The idea of using models to inform business practice seems appealing, as it suggests the abstraction and control of a large, complex subject by means of a smaller, easily manipulated mechanism. In reality, however, many models prove inadequate when translated into business methods. Monitoring Business Performance – Models, Methods and Tools elucidates how the assumptions and perceptions that guide performance assessment are often based on models that are poor interpretations and descriptions of reality.
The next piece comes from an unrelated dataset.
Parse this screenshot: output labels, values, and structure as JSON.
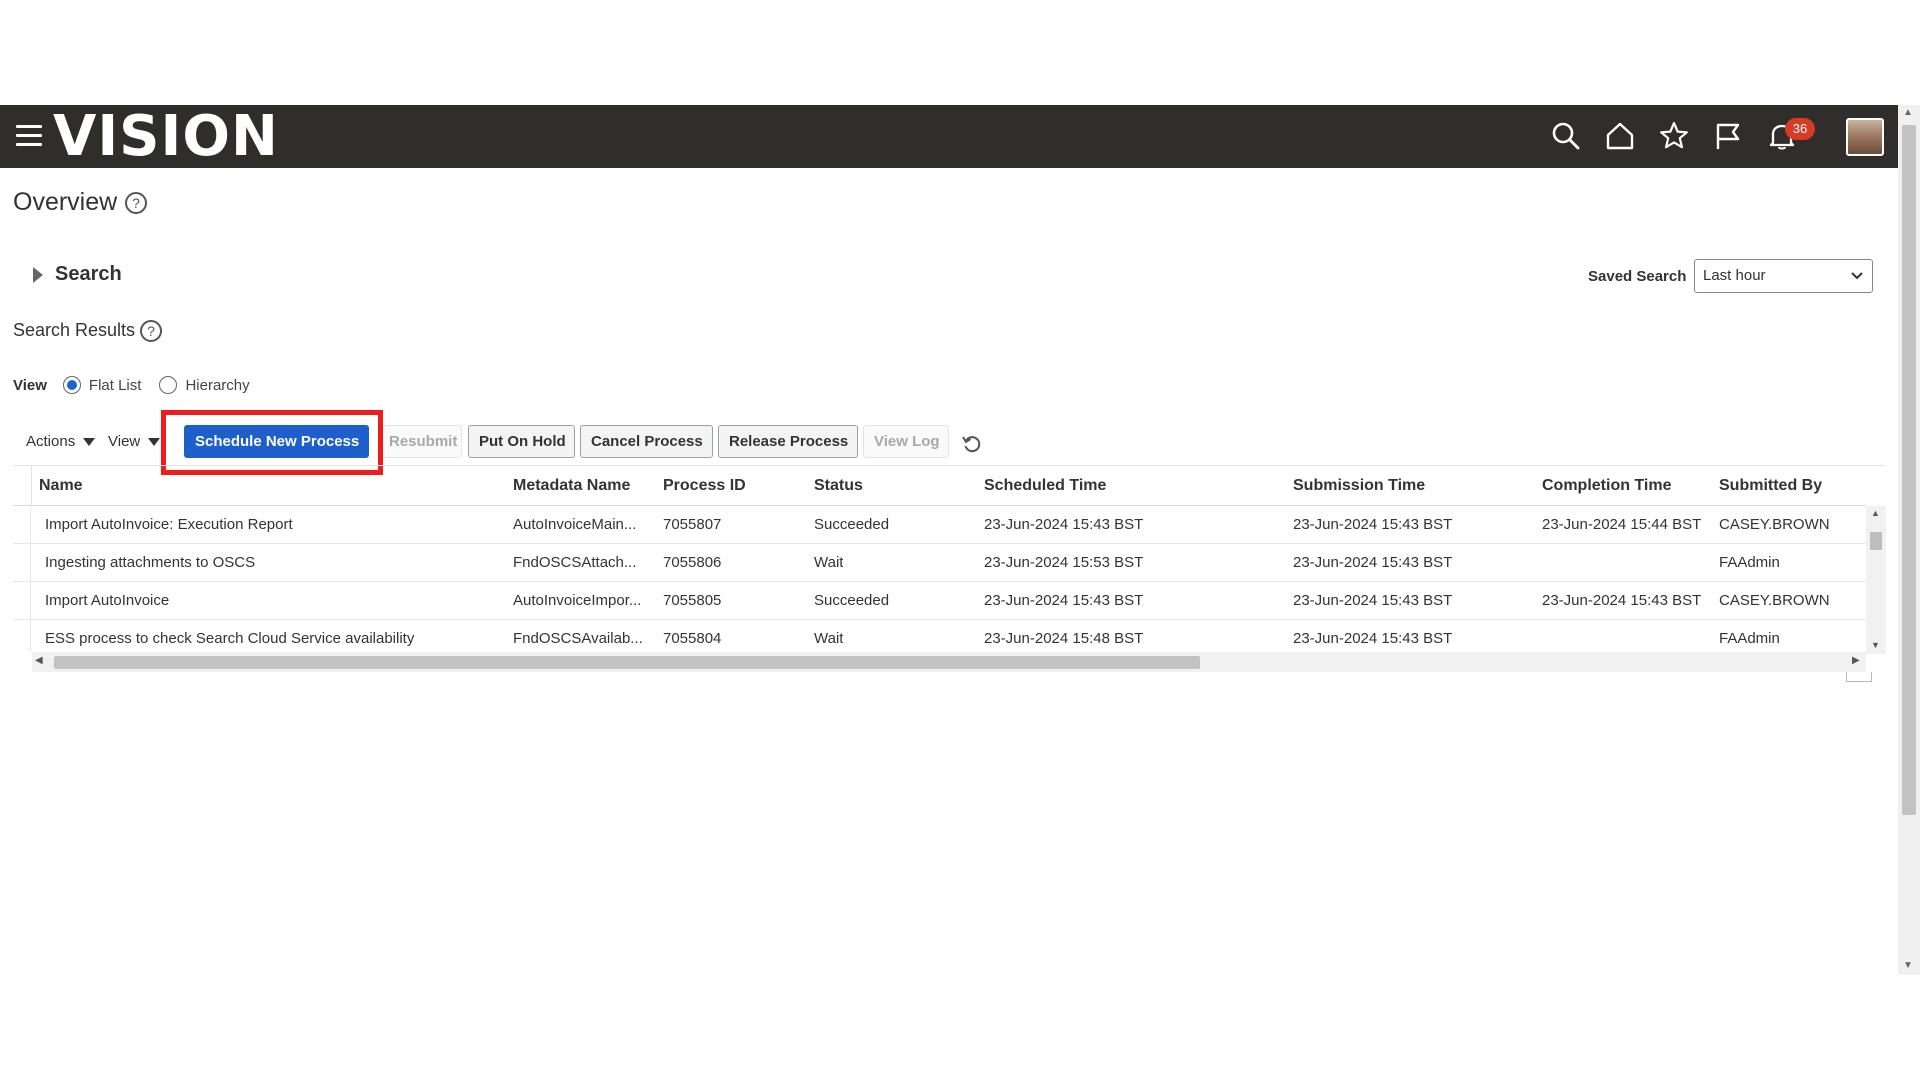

In this book, the author scrutinizes the models underlying a number of well-known business methods and tools, and sheds light on the assumptions and subjective perceptions that undermine their effectiveness. In doing so, he offers a unique criticism of accepting business models without questioning their relevance and applicability, and highlights the need to treat models as hypotheses, rather than as certainties.
Table of Contents
Preface Part I: Models and Theories 1. Monitoring Business Performance 2. Models as Descriptions of Reality 3. Models in Natural and Social Sciences – A Comparison 4. Are Models Transferable in Time and Space? 5. Models as Reflections of Knowledge and Ideas Part II: Methods and Tools 6. Models for Assessing Business Performance 7. Performance Indicators 8. Methods and Tools for Business Development 9. Information Systems as Business Monitoring Tools 10. Going Astray – Business Models and State Bureaucracy in an Unholy Alliance
Per Lind is Professor in Industrial Economics and Management at Uppsala University, Sweden. He received his doctoral degree from Royal Institute of Technology, Stockholm. He has experience with management in industry (production, marketing) with IBM and Logica, and developed business monitoring systems for UNIDO. He is author of Computerisation in Developing Countries (Routledge, 1991), Small Business Management in Cross-Cultural Environments (Routledge, 2012) and about 60 other publications in English, Spanish and Russian.